Browser-based management tools, which let managers and technicians view management data from any desktop, regardless of its operating system or location, are another way Pansini hopes to cut costs and increase network flexibility. With a common point of presentation, rather than proprietary platforms, "you can eliminate a lot of the costs associated with running different applications on different platforms," he says. Despite the benefits of many of these new tools, Pansini warns against what he calls "tool creep." "There are so many cool applications out there, it's tempting to start collecting them," he says. At some point, however, the networking staffers will wind up spending too much time learning new applications instead of getting the maximum value out of what they already have.
While keeping management toolkits to a manageable size is smart, E-commerce is clearly creating the need for new network-monitoring solutions. Conventional enterprise-network instrumentation simply can't tell IT managers how fast Web-site and business-to-business application response times are across public networks--and good response times are critical to keeping customers happy. That's why E-business executives are turning to vendors, such as Keynote Systems Inc. and NetMechanic Inc., that provide this information by executing "dummy" transactions and queries from various points on the globe.
"It really relieves a big burden when you have someone constantly checking your site to make sure you're serving pages and queries properly," says Eric Wolf, senior software engineer at Kansas City Southern Railway, which permits customers to check the status of railroad cars over the Internet. Wolf uses the NetMechanic service, which alerts his staff about problems via their pagers. "If there's any problem, we get alerted with an alphanumeric pager message that lets us get started on solving the problem right away," he says.
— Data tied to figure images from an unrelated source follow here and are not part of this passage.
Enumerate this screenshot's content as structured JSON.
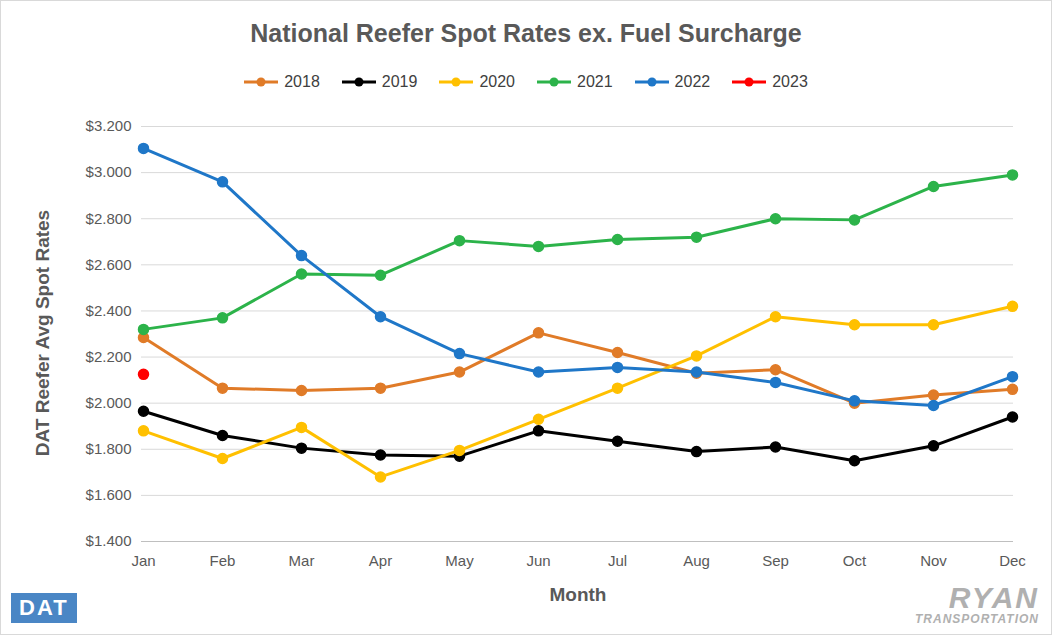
{
  "chart_data": {
    "type": "line",
    "title": "National Reefer Spot Rates ex. Fuel Surcharge",
    "x_label": "Month",
    "y_label": "DAT Reefer Avg Spot Rates",
    "logos": [
      "DAT",
      "RYAN",
      "TRANSPORTATION"
    ],
    "categories": [
      "Jan",
      "Feb",
      "Mar",
      "Apr",
      "May",
      "Jun",
      "Jul",
      "Aug",
      "Sep",
      "Oct",
      "Nov",
      "Dec"
    ],
    "series": [
      {
        "name": "2018",
        "color": "#e07b28",
        "values": [
          2.285,
          2.065,
          2.055,
          2.065,
          2.135,
          2.305,
          2.22,
          2.13,
          2.145,
          2.0,
          2.035,
          2.06
        ]
      },
      {
        "name": "2019",
        "color": "#000000",
        "values": [
          1.965,
          1.86,
          1.805,
          1.775,
          1.77,
          1.88,
          1.835,
          1.79,
          1.81,
          1.75,
          1.815,
          1.94
        ]
      },
      {
        "name": "2020",
        "color": "#ffc000",
        "values": [
          1.88,
          1.76,
          1.895,
          1.68,
          1.795,
          1.93,
          2.065,
          2.205,
          2.375,
          2.34,
          2.34,
          2.42
        ]
      },
      {
        "name": "2021",
        "color": "#2cb34a",
        "values": [
          2.32,
          2.37,
          2.56,
          2.555,
          2.705,
          2.68,
          2.71,
          2.72,
          2.8,
          2.795,
          2.94,
          2.99
        ]
      },
      {
        "name": "2022",
        "color": "#1f77c8",
        "values": [
          3.105,
          2.96,
          2.64,
          2.375,
          2.215,
          2.135,
          2.155,
          2.135,
          2.09,
          2.01,
          1.99,
          2.115
        ]
      },
      {
        "name": "2023",
        "color": "#ff0000",
        "values": [
          2.125,
          null,
          null,
          null,
          null,
          null,
          null,
          null,
          null,
          null,
          null,
          null
        ]
      }
    ],
    "ylim": [
      1.4,
      3.2
    ],
    "yticks": [
      {
        "value": 1.4,
        "label": "$1.400"
      },
      {
        "value": 1.6,
        "label": "$1.600"
      },
      {
        "value": 1.8,
        "label": "$1.800"
      },
      {
        "value": 2.0,
        "label": "$2.000"
      },
      {
        "value": 2.2,
        "label": "$2.200"
      },
      {
        "value": 2.4,
        "label": "$2.400"
      },
      {
        "value": 2.6,
        "label": "$2.600"
      },
      {
        "value": 2.8,
        "label": "$2.800"
      },
      {
        "value": 3.0,
        "label": "$3.000"
      },
      {
        "value": 3.2,
        "label": "$3.200"
      }
    ],
    "grid": true,
    "legend": "top",
    "marker": "circle"
  }
}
Occasionally, events beyond the control of enterprise IT managers can create E-commerce network-management problems. The railway's T1 line, for example, is provided by Sprint, which uses Cisco routers. The railway itself uses equipment from Nortel Networks Corp.'s Bay Networks division. When Sprint does network upgrades, Wolf says, his equipment doesn't automatically reboot and sync up with the carrier's routers. The result is an occasional lost connection--typically at 1 a.m. on a Monday. "If it weren't for NetMechanic, we'd be dead when we arrive in the morning," he says. "With the monitoring service, one of our technicians can get the page, reboot the router right from home, and go back to sleep." At just $10 per month for each monitored URL, Wolf says, the service is well worth its price tag.
While network managers may adopt various tactics for coping with the high stress that E-commerce is putting on their networks, one thing is clear: Network management is a vital component of any successful E-business strategy. What's the choice? Not spending that time and money could be more costly, if not fatal, to E-business efforts.